Edward ELGAR (1857-1934) : Concerto pour violoncelle et orchestre op. 85 (1) ; Nimrod, extrait des Variations « Enigma » op. 36 ; Romance op. 62, ; Frank BRIDGE (1879-1941) : Spring Song ; Ernest BLOCH (1880-1959) : Prélude pour quatuor à cordes ; Prière n ° 1, tirée de « De la vie juive » ; Gabriel FAURE (1845-1924) : Elégie op. 24 ; Julius KLENGEL (1859-1933) : Hymnus op. 57 pour douze violoncelles ; Deux airs traditionnels anglais. Arrangements pour violoncelle et diverses formations par Sheku et Braimah Kanneh-Mason, et Simon Parkin. Sheku Kanneh-Mason, violoncelle ; London Symphony Orchestra, direction : Sir Simon Rattle (1). The Heath Quartet et divers instrumentistes pour les autres partitions. 2020. Livret en anglais, français et allemand. 68.54. Decca 485 0241. 

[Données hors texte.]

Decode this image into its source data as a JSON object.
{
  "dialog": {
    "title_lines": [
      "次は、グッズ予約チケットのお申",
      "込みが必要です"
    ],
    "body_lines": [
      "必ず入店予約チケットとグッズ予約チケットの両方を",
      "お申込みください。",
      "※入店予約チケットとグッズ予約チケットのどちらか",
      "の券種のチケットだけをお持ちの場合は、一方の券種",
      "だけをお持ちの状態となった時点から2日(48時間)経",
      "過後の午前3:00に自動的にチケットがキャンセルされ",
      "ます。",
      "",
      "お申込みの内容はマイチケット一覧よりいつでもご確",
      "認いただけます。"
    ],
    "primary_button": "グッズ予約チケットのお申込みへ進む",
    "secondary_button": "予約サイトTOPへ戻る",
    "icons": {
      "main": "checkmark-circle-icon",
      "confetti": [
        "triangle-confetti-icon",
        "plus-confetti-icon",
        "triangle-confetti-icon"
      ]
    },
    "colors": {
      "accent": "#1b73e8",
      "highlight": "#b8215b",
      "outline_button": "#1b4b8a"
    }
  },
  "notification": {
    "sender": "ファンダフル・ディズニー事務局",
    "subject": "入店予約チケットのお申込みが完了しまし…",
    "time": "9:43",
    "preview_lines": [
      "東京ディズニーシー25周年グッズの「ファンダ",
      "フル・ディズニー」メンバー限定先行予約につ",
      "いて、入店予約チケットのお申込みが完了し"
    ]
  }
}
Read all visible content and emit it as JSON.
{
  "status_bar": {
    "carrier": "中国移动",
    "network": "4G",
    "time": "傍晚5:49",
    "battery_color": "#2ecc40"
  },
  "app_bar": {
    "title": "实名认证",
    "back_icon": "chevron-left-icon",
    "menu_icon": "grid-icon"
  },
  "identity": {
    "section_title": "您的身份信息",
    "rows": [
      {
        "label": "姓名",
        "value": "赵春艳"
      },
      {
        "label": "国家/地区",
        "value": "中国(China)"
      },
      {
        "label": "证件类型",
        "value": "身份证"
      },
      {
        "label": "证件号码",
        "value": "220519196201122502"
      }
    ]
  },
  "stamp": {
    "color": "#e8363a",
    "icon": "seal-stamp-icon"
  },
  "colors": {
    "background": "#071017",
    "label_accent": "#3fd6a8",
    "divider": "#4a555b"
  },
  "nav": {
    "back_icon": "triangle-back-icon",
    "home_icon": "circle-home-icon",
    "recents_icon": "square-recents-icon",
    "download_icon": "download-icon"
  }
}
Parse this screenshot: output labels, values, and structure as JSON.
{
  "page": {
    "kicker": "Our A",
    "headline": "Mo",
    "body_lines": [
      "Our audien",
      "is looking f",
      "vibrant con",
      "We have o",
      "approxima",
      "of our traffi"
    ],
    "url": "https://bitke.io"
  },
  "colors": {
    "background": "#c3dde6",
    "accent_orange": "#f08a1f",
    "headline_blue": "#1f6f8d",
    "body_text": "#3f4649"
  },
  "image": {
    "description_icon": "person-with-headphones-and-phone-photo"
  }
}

Comment ne pas frémir au souvenir de Jacqueline du Pré lorsqu’on parle du Concerto pour violoncelle d’Elgar ? Cette sublime virtuose, disparue en 1987 à l’âge de 42 ans, en a laissé une version avec Sir John Barbirolli d’une sensibilité, d’une puissance d’évocation et d’expression telles qu’elle nous étreint le cœur à chaque audition. La même émotion est éprouvée par Sheku Kanneh-Mason, né le 4 avril 1999 à Londres, dans une famille originaire de Sierra Leone au sein de laquelle d’autres enfants sont aussi musiciens. Ce jeune artiste déclare qu’il a grandi avec la vision de Jacqueline du Pré et que cela a contribué à sa décision de jouer du violoncelle. Il aura bientôt 21 ans et s’est signalé en remportant en 2016 le Prix BBC du jeune musicien de l’année, en se produisant lors du mariage du Prince Harry et de Meghan Markle le 19 mai 2018 et en enregistrant, déjà pour Decca, un premier CD intitulé « Inspiration », dans lequel il interprétait le Concerto pour violoncelle n° 1 de Chostakovitch avec le City of Birmingham Orchestra dirigé par Mirga Grazynité-Tyla. Le jeune Sheku a fait ses études à la Royal Academy of Music de Londres, où il approfondit encore sa formation. Voici son deuxième CD.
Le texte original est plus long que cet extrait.